Kendala yang harus dihindari dalam pemakaian bahasa baku antara lain disebabkan
oleh adanya gejala bahasa seperti interferensi, integrasi, campur kode, alih
kode dan bahasa gaul yang tanpa disadari sering digunakan dalam komunikasi
resmi. Hal ini mengakibatkan bahasa yang digunakan menjadi tidak baik.
Misalkan dalam pertanyaan
sehari-hari dengan menggunakan bahasa yang baku Contoh :
·
Apakah kamu ingin menyapu rumah bagian belakang ?
·
Apa yang kamu lakukan tadi?
·
Misalkan ketika dalam dialog antara seorang Guru
dengan seorang siswa
·
Pak guru : Rino apakah kamu sudah mengerjakan PR?
·
Rino : sudah saya kerjakan pak.
·
Pak guru : baiklah kalau begitu, segera dikumpulkan.
·
Rino : Terima kasih Pak
Kata yang
digunakan sesuai lingkungan sosial
Contoh lain
dari pada Undang-undang dasar antara lain :
“Undang-undang
dasar 1945 pembukaan bahwa sesungguhnya kemerdekaan itu ialah hak segala bangsa
dan oleh sebab itu penjajahan diatas dunia harus dihapuskan karena tidak sesuai
dengan perikemanusiaan dan peri keadilan.”
Dari
beberapa kalimat dalam undang-undang tersebut menunjukkan bahasa yang
sangat baku, dan merupakan pemakaian bahasa secara baik dan benar.
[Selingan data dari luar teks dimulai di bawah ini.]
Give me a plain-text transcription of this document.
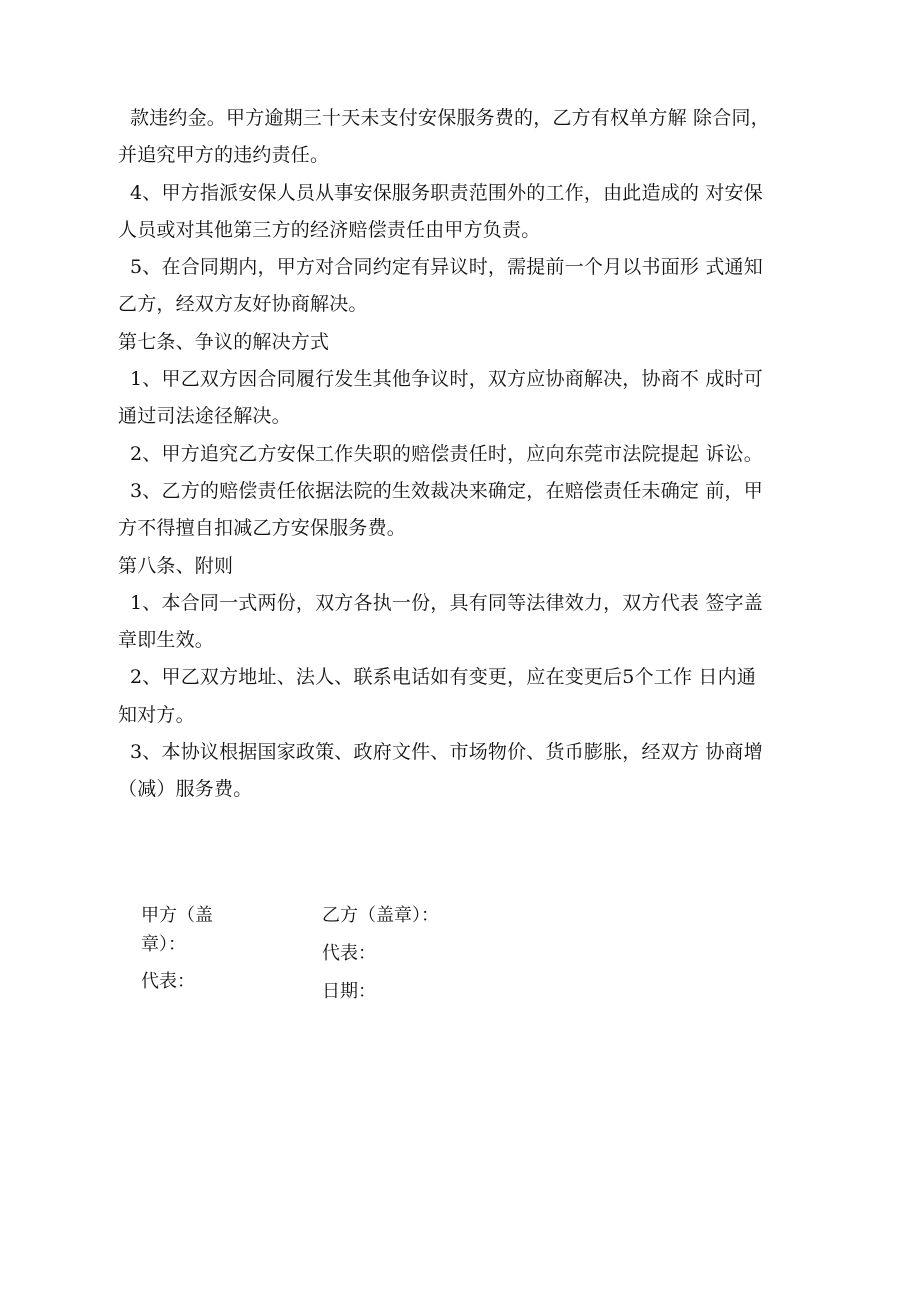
款违约金。甲方逾期三十天未支付安保服务费的，乙方有权单方解 除合同，
并追究甲方的违约责任。
4、甲方指派安保人员从事安保服务职责范围外的工作，由此造成的 对安保
人员或对其他第三方的经济赔偿责任由甲方负责。
5、在合同期内，甲方对合同约定有异议时，需提前一个月以书面形 式通知
乙方，经双方友好协商解决。
第七条、争议的解决方式
1、甲乙双方因合同履行发生其他争议时，双方应协商解决，协商不 成时可
通过司法途径解决。
2、甲方追究乙方安保工作失职的赔偿责任时，应向东莞市法院提起 诉讼。
3、乙方的赔偿责任依据法院的生效裁决来确定，在赔偿责任未确定 前，甲
方不得擅自扣减乙方安保服务费。
第八条、附则
1、本合同一式两份，双方各执一份，具有同等法律效力，双方代表 签字盖
章即生效。
2、甲乙双方地址、法人、联系电话如有变更，应在变更后5个工作 日内通
知对方。
3、本协议根据国家政策、政府文件、市场物价、货币膨胀，经双方 协商增
（减）服务费。
甲方（盖
章）：
代表：
乙方（盖章）：
代表：
日期：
Contoh lain dalam tawar-menawar di pasar
Misalnya,
pemakaian ragam baku akan menimbulkan kegelian, keheranan, atau kecurigaan.
Akan sangat ganjil bila dalam tawar -menawar dengan tukang sayur atau tukang
becak kita memakai bahasa baku seperti ini.
·
Berapakah Ibu mau menjual tauge ini?
·
Bang Becak bersedia mengantar saya ke Pasar Tanah
Abang dan berapa ongkosnya?
Contoh di
atas adalah contoh bahasa Indonesia yang baku dan benar, tetapi tidak baik dan
tidak efektif karena tidak cocok dengan situasi pemakaian kalimat-kalimat itu.
Untuk situasi seperti di atas, kalimat (3) dan (4) berikut akan lebih tepat.
·
Berapa nih, Bu, tauge nya?
·
Ke Pasar Tanah Abang, Bang. Berapa?
Paragraph
dibawah ini cuplikan gaya bahasa yang dipakai sesuai dengan EYD dan menggunakan
bahasa baku atau bahasa ilmiah bukan kata popular dan bersifa objektif, dengan
penyusunan kalimat yang cermat.
”Dalam
paradigma profesionalisme sekarang ini, ada tidaknya nilai informative dalam
jaring komunikasi ternyata berbanding lurus dengan cakap tidaknya kita menulis.
Pasalnya, selain harus bisa menerima, kita juga harus mampu memberi. Inilah
efek jurnalisme yang kini sudah menyesaki hidup kita. Oleh karena itu, kita pun
dituntut dalam hal tulis-menulis demi penyebaran informasi. Namun persoalannya,
apakah kita peduli terhadap laras tulis bahasa kita. Sementara itu, yakinilah,
tabiat dan tutur kata seseorang menunjukkan asal-usulnya, atau dalam penegasan
lain, bahasa yang kacau mencerminkan kekacauan pola pikir pemakainya. Buku ini
memperkenalkan langkah-langkah pragmatic yang Anda perlukan agar tulisan Anda
bisa tampil wajar, segar, dan enak dibaca.”